HyperionGray / trio-chrome-devtools-protocol

Trio driver for Chrome DevTools Protocol (CDP)
MIT License
60 stars 17 forks source link

Redesign API? #1

Closed mehaase closed 4 years ago

mehaase commented 4 years ago

The API feels cumbersome. Each call to the server has to be wrapped in await conn.execute(...) or await session.execute(...) which is quite a bit of boilerplate to type, it makes lines of code longer (and more likely to need wrapping), and it seems to prevent type inference of the result[1].

It might be better to adopt a code generation approach as in PyCDP. But PyCDP generates Python code, we don't need to parse the CDP spec in this project. Instead, we can use introspection on PyCDP to search for command methods and generate new wrappers for them.

One possible design is to add a connection/session argument to each command, i.e. page.capture_screenshot(format='png') would become await page.capture_screenshot(session, format='png'). The body of the generated function would be really simple:

async def capture_screenshot(session: CdpBase, url: str) -> str:
    ret = await session.execute(cdp.page.navigate(url))
    return typing.cast(str, ret)

(The cast is there to help type inference, but a good type checker might not need it?)

This design would solve all 3 problems described in this issue, but it complicates the documentation a bit. Right now it's easy to explain: you can execute() any command in PyCDP. The new design either requires a separate sets of docs for Trio CDP, or else explain that all PyCDP commands are valid in Trio CDP, but they are now async and have an additional argument. I don't know which one is better...

[1] I have only tested with JEDI, which doesn't seem to understand that execute() always returns the same type as its argument. Kite may have better results. I'll test with it later.
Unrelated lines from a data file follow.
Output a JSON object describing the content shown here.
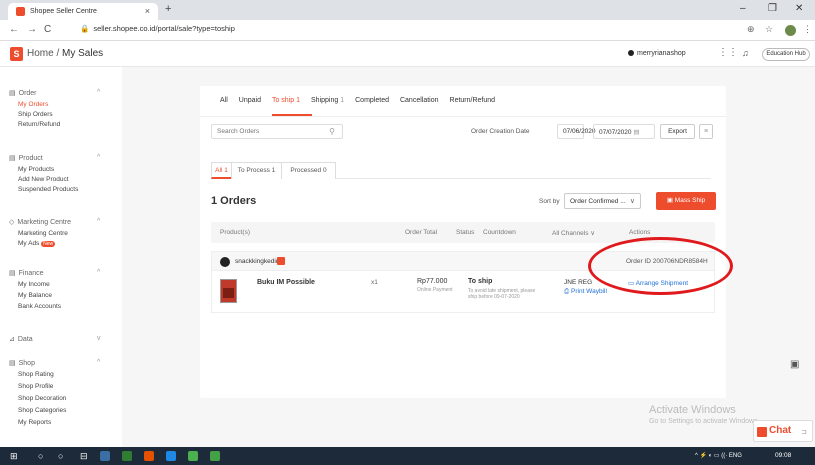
{
  "browser": {
    "tab_title": "Shopee Seller Centre",
    "tab_close": "×",
    "new_tab": "+",
    "url": "seller.shopee.co.id/portal/sale?type=toship",
    "win_min": "–",
    "win_max": "❐",
    "win_close": "✕"
  },
  "header": {
    "home": "Home",
    "sep": " / ",
    "page": "My Sales",
    "shop_name": "merryrianashop",
    "education_hub": "Education Hub"
  },
  "sidebar": {
    "sections": [
      {
        "title": "Order",
        "items": [
          "My Orders",
          "Ship Orders",
          "Return/Refund"
        ]
      },
      {
        "title": "Product",
        "items": [
          "My Products",
          "Add New Product",
          "Suspended Products"
        ]
      },
      {
        "title": "Marketing Centre",
        "items": [
          "Marketing Centre",
          "My Ads"
        ]
      },
      {
        "title": "Finance",
        "items": [
          "My Income",
          "My Balance",
          "Bank Accounts"
        ]
      },
      {
        "title": "Data",
        "items": []
      },
      {
        "title": "Shop",
        "items": [
          "Shop Rating",
          "Shop Profile",
          "Shop Decoration",
          "Shop Categories",
          "My Reports"
        ]
      }
    ],
    "new_badge": "New"
  },
  "status_tabs": [
    {
      "label": "All",
      "count": ""
    },
    {
      "label": "Unpaid",
      "count": ""
    },
    {
      "label": "To ship",
      "count": "1"
    },
    {
      "label": "Shipping",
      "count": "1"
    },
    {
      "label": "Completed",
      "count": ""
    },
    {
      "label": "Cancellation",
      "count": ""
    },
    {
      "label": "Return/Refund",
      "count": ""
    }
  ],
  "filters": {
    "search_placeholder": "Search Orders",
    "date_label": "Order Creation Date",
    "date_from": "07/06/2020",
    "date_sep": "-",
    "date_to": "07/07/2020",
    "export": "Export"
  },
  "sub_tabs": [
    "All 1",
    "To Process 1",
    "Processed 0"
  ],
  "orders": {
    "title": "1 Orders",
    "sort_label": "Sort by",
    "sort_value": "Order Confirmed ...",
    "mass_ship": "Mass Ship"
  },
  "table": {
    "columns": [
      "Product(s)",
      "Order Total",
      "Status",
      "Countdown",
      "All Channels",
      "Actions"
    ]
  },
  "order": {
    "shop": "snackkingkediri",
    "order_id": "Order ID 200706NDR8584H",
    "product": "Buku IM Possible",
    "qty": "x1",
    "total": "Rp77.000",
    "payment": "Online Payment",
    "status": "To ship",
    "status_desc": "To avoid late shipment, please ship before 09-07-2020",
    "carrier": "JNE REG",
    "print_waybill": "Print Waybill",
    "arrange_shipment": "Arrange Shipment"
  },
  "watermark": {
    "line1": "Activate Windows",
    "line2": "Go to Settings to activate Windows."
  },
  "chat": {
    "label": "Chat"
  },
  "taskbar": {
    "tray": "ENG",
    "time": "09:08"
  },
  "colors": {
    "accent": "#ee4d2d",
    "link": "#1e70d6",
    "highlight": "#e0191c"
  }
}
auphofBSF commented 4 years ago

Please see PR#6 as a possible candidate for exploring implementation Thanks for the great effort done across many modules

mehaase commented 4 years ago

PR #6 is a really nice jumping off point. It is different from what I had originally been leaning towards, but after trying it out in a Jupyter notebook I like the direction that it's going.

The biggest drawback to that PR is that it uses a singleton session manager and would prevent usage of the simplified API in any code that needs to support multiple, concurrent sessions. For the sake of argument, let's say we modified the examples/get_title.py to use multiple tabs in order to grab the titles of multiple websites concurrently. Here's an example using the PR6 style:

# Start concurrent tasks to get titles
nursery.start_soon(title_task, conn, target1)
nursery.start_soon(title_task, conn, target2)
nursery.start_soon(title_task, conn, target3)
...

async def title_task(conn, target):
    # open session to target and get its title
    session = await conn.open_session(target.target_id)
    CDP_Active_Session_Manager.session = session
    simplify_cdp_domain_calls(dom)
    print (await get_title())

async def get_title():
    doc = dom.get_document()
    node = await dom.query_selector(doc, 'title')
    return await dom.get_outer_html(node)
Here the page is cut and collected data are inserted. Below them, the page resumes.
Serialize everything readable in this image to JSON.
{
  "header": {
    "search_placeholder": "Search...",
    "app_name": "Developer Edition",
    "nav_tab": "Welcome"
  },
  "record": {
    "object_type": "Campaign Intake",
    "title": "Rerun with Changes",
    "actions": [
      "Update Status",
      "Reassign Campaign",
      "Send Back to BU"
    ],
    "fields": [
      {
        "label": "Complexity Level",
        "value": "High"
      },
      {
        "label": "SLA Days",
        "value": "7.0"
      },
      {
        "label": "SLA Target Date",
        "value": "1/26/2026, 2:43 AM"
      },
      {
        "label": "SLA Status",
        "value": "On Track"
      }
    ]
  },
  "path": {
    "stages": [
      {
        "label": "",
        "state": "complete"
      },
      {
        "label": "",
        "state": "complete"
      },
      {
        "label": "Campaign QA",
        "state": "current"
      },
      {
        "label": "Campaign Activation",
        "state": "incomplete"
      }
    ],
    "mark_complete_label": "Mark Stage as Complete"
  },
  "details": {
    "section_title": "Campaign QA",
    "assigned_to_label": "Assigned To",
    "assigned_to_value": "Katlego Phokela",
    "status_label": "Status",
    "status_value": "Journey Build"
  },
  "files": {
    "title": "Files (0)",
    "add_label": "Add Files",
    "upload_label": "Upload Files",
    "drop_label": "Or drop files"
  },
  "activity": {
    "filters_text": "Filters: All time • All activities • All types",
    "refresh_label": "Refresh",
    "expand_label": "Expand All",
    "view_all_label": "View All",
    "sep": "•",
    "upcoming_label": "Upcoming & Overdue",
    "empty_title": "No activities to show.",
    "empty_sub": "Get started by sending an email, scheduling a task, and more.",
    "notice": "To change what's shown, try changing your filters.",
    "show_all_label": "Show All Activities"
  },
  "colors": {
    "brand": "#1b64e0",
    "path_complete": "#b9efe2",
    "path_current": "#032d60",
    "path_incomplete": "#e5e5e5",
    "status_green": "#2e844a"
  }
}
The use of the simplified API in get_title() means that each session will race to set itself as the singleton session used by the API, and concurrent calls to title_task() could return the title for the wrong page.

But I think there's a small twist on this that would work nicely:

# Start concurrent tasks to get titles
nursery.start_soon(title_task, conn, target1)
nursery.start_soon(title_task, conn, target2)
nursery.start_soon(title_task, conn, target3)
...

async def title_task(conn, target):
    # open session to target and get its title
    async with conn.open_session(target.target_id):
        print (await get_title())

async def get_title():
    doc = dom.get_document()
    node = await dom.query_selector(doc, 'title')
    return await dom.get_outer_html(node)
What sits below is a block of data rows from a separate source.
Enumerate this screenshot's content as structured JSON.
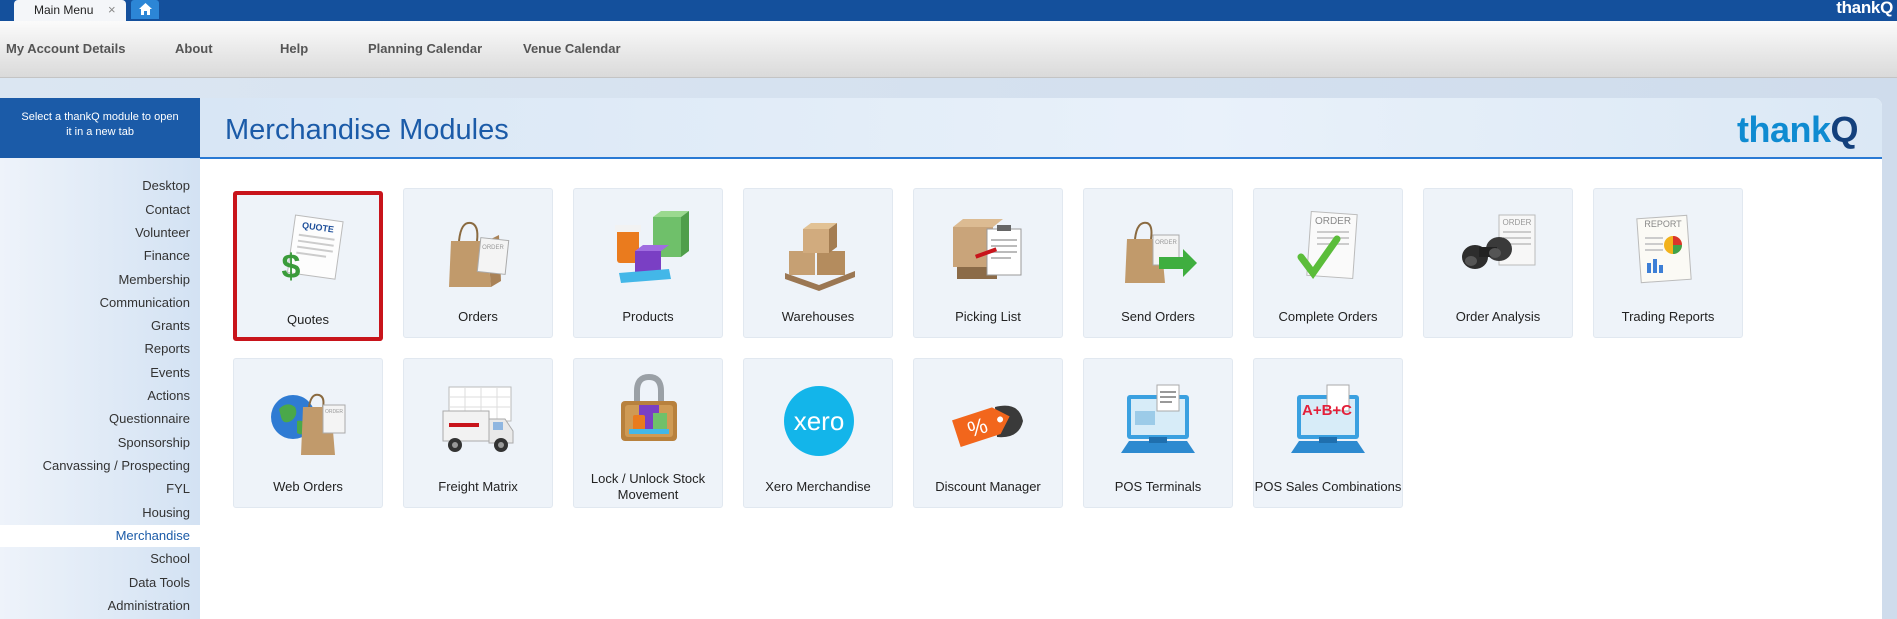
{
  "tabbar": {
    "tab_label": "Main Menu",
    "close_glyph": "×",
    "brand": "thankQ"
  },
  "nav": {
    "items": [
      {
        "label": "My Account Details"
      },
      {
        "label": "About"
      },
      {
        "label": "Help"
      },
      {
        "label": "Planning Calendar"
      },
      {
        "label": "Venue Calendar"
      }
    ]
  },
  "sidebar": {
    "heading": "Select a thankQ module to open it in a new tab",
    "items": [
      {
        "label": "Desktop"
      },
      {
        "label": "Contact"
      },
      {
        "label": "Volunteer"
      },
      {
        "label": "Finance"
      },
      {
        "label": "Membership"
      },
      {
        "label": "Communication"
      },
      {
        "label": "Grants"
      },
      {
        "label": "Reports"
      },
      {
        "label": "Events"
      },
      {
        "label": "Actions"
      },
      {
        "label": "Questionnaire"
      },
      {
        "label": "Sponsorship"
      },
      {
        "label": "Canvassing / Prospecting"
      },
      {
        "label": "FYL"
      },
      {
        "label": "Housing"
      },
      {
        "label": "Merchandise"
      },
      {
        "label": "School"
      },
      {
        "label": "Data Tools"
      },
      {
        "label": "Administration"
      }
    ],
    "active_item": "Merchandise"
  },
  "main": {
    "title": "Merchandise Modules",
    "logo": {
      "text": "thank",
      "q": "Q"
    },
    "modules": [
      {
        "label": "Quotes",
        "icon": "quote-icon",
        "selected": true,
        "icon_text": "QUOTE"
      },
      {
        "label": "Orders",
        "icon": "shopping-bag-order-icon",
        "icon_text": "ORDER"
      },
      {
        "label": "Products",
        "icon": "products-icon"
      },
      {
        "label": "Warehouses",
        "icon": "warehouse-boxes-icon"
      },
      {
        "label": "Picking List",
        "icon": "picking-list-icon"
      },
      {
        "label": "Send Orders",
        "icon": "send-orders-icon",
        "icon_text": "ORDER"
      },
      {
        "label": "Complete Orders",
        "icon": "complete-orders-icon",
        "icon_text": "ORDER"
      },
      {
        "label": "Order Analysis",
        "icon": "binoculars-icon",
        "icon_text": "ORDER"
      },
      {
        "label": "Trading Reports",
        "icon": "trading-reports-icon",
        "icon_text": "REPORT"
      },
      {
        "label": "Web Orders",
        "icon": "web-orders-icon",
        "icon_text": "ORDER"
      },
      {
        "label": "Freight Matrix",
        "icon": "freight-truck-icon"
      },
      {
        "label": "Lock / Unlock Stock Movement",
        "icon": "lock-stock-icon"
      },
      {
        "label": "Xero Merchandise",
        "icon": "xero-icon",
        "icon_text": "xero"
      },
      {
        "label": "Discount Manager",
        "icon": "discount-tag-icon",
        "icon_text": "%"
      },
      {
        "label": "POS Terminals",
        "icon": "pos-terminal-icon"
      },
      {
        "label": "POS Sales Combinations",
        "icon": "pos-combination-icon",
        "icon_text": "A+B+C"
      }
    ]
  },
  "colors": {
    "brand_blue": "#14509c",
    "title_blue": "#1b5ba8",
    "selected_border": "#c8141b",
    "tile_bg": "#eef3f9"
  }
}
In this scenario, we replace the singleton session with a context manager. All of the code called from that context manager has an implicit session variable that is used to execute commands. How does this work under the hood? The context manager uses a context variable to hold the current session, and the decorator uses the context var to find the session. This approach keeps the clean calling syntax of PR6 plus adds the ability to support concurrent sessions.

auphofBSF commented 4 years ago

@mehaase , Brilliant, I think I agree with your approach, As I have been reading a bit more I like wise have come to the conclusion that contexts would be the way to go, looks elegant.